In some ways, the Lorelai-Rory relationship is the funhouse mirror version of every parents’ fantasy: your child never stops liking you, always wants to hang out with you, never truly leaves the nest. In practice, of course, we don’t really want this fantasy to come true because we know that if we’re doing our jobs right, we’re preparing our children to live without us.
The relationship between Lorelai and her parents is more like a parental nightmare ― that you do your best, but drive your child away before they’re ready. That you choose wrongly in a moment you didn’t know was a test, and that they never forget.

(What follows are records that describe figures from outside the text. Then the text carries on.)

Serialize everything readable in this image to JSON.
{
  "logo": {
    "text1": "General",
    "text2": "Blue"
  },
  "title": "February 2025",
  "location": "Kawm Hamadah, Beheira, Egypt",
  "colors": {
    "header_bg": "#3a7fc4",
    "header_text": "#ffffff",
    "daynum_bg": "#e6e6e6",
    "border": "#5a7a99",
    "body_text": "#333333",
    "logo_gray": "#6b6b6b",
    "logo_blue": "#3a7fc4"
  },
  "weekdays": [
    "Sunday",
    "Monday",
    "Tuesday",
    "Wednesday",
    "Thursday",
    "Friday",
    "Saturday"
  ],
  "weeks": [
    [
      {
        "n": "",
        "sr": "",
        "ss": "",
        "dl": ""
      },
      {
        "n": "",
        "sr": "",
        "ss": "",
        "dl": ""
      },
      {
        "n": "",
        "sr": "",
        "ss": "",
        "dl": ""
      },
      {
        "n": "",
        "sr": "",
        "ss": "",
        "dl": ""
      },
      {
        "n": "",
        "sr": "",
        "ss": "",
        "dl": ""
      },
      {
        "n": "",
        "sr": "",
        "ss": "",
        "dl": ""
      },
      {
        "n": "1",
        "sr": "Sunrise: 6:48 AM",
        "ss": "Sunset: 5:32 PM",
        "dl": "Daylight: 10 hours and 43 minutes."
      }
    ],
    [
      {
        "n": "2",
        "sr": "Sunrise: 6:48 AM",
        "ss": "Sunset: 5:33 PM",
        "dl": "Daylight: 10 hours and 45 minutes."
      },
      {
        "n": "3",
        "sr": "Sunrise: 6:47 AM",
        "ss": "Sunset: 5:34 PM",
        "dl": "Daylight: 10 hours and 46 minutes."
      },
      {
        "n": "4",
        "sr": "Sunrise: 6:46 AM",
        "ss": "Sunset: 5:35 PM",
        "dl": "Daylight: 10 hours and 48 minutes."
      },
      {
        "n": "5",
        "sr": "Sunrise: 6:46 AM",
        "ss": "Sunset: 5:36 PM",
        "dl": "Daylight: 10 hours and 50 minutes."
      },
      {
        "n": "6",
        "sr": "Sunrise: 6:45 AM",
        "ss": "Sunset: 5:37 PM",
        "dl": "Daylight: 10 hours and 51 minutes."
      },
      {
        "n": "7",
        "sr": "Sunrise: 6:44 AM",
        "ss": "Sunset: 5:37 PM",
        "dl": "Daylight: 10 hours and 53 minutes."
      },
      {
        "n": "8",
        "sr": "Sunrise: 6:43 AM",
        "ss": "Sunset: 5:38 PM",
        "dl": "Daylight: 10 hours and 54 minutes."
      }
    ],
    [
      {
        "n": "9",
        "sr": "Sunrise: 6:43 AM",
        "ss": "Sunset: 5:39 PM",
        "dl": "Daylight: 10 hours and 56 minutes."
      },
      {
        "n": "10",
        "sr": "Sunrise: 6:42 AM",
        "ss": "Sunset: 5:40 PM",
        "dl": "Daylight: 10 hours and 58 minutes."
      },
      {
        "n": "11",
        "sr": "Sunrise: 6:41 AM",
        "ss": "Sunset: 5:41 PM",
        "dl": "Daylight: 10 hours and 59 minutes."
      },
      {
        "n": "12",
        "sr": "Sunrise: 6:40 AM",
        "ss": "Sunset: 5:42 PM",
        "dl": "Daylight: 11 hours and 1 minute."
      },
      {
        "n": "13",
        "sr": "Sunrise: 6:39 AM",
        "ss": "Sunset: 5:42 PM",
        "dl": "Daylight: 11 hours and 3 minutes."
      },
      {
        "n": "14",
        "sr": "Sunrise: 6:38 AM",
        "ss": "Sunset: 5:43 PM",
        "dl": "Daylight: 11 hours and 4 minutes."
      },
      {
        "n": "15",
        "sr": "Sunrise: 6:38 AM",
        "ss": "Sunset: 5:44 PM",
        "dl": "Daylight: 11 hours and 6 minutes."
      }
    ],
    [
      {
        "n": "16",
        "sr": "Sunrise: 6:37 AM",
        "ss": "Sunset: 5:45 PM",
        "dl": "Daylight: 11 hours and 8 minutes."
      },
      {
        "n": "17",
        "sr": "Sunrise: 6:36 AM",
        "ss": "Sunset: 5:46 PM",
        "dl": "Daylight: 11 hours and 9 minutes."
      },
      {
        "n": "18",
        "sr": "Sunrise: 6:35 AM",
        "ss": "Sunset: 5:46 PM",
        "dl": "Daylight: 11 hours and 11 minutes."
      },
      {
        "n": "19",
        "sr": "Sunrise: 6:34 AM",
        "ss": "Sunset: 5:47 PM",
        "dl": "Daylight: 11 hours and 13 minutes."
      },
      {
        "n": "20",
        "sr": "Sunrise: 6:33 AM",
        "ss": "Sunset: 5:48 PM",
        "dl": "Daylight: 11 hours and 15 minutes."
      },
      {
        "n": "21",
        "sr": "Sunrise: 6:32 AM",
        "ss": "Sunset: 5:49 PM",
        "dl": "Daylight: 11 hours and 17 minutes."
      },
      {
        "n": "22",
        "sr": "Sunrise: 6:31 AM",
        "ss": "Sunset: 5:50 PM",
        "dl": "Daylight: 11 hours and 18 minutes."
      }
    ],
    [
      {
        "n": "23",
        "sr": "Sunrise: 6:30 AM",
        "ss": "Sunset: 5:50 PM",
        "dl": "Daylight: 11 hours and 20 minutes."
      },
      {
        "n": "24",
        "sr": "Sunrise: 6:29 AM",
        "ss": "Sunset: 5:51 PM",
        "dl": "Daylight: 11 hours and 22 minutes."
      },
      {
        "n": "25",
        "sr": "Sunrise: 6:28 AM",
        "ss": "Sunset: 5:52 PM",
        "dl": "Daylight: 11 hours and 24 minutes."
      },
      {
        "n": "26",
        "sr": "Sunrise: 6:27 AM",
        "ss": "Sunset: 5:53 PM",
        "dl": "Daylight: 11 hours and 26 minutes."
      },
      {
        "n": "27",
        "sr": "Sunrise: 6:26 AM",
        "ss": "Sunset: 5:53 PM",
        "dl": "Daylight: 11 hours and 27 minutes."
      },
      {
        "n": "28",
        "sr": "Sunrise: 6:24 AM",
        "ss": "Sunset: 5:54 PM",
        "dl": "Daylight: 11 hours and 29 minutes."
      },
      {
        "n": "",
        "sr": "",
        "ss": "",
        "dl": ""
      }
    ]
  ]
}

When Lorelai came to Emily and Richard as a pregnant teenager, despite the best intentions that most parents have, their reaction, combined with Lorelai’s headstrong nature, fractured that relationship nearly irrevocably.
But the beauty of that phone call is that despite the damaged relationship Lorelai had with her father, she also held on to the fierce love of that moment.
And that moment, that memory, is to me what parenting is all about. Because there will come a time when your child will come to you in pain ― maybe over something seemingly silly, maybe in real trouble, maybe having done something you consider to be wrong ― and you will have to choose your reaction.
Sometimes, just sometimes, choose to take them to the movies.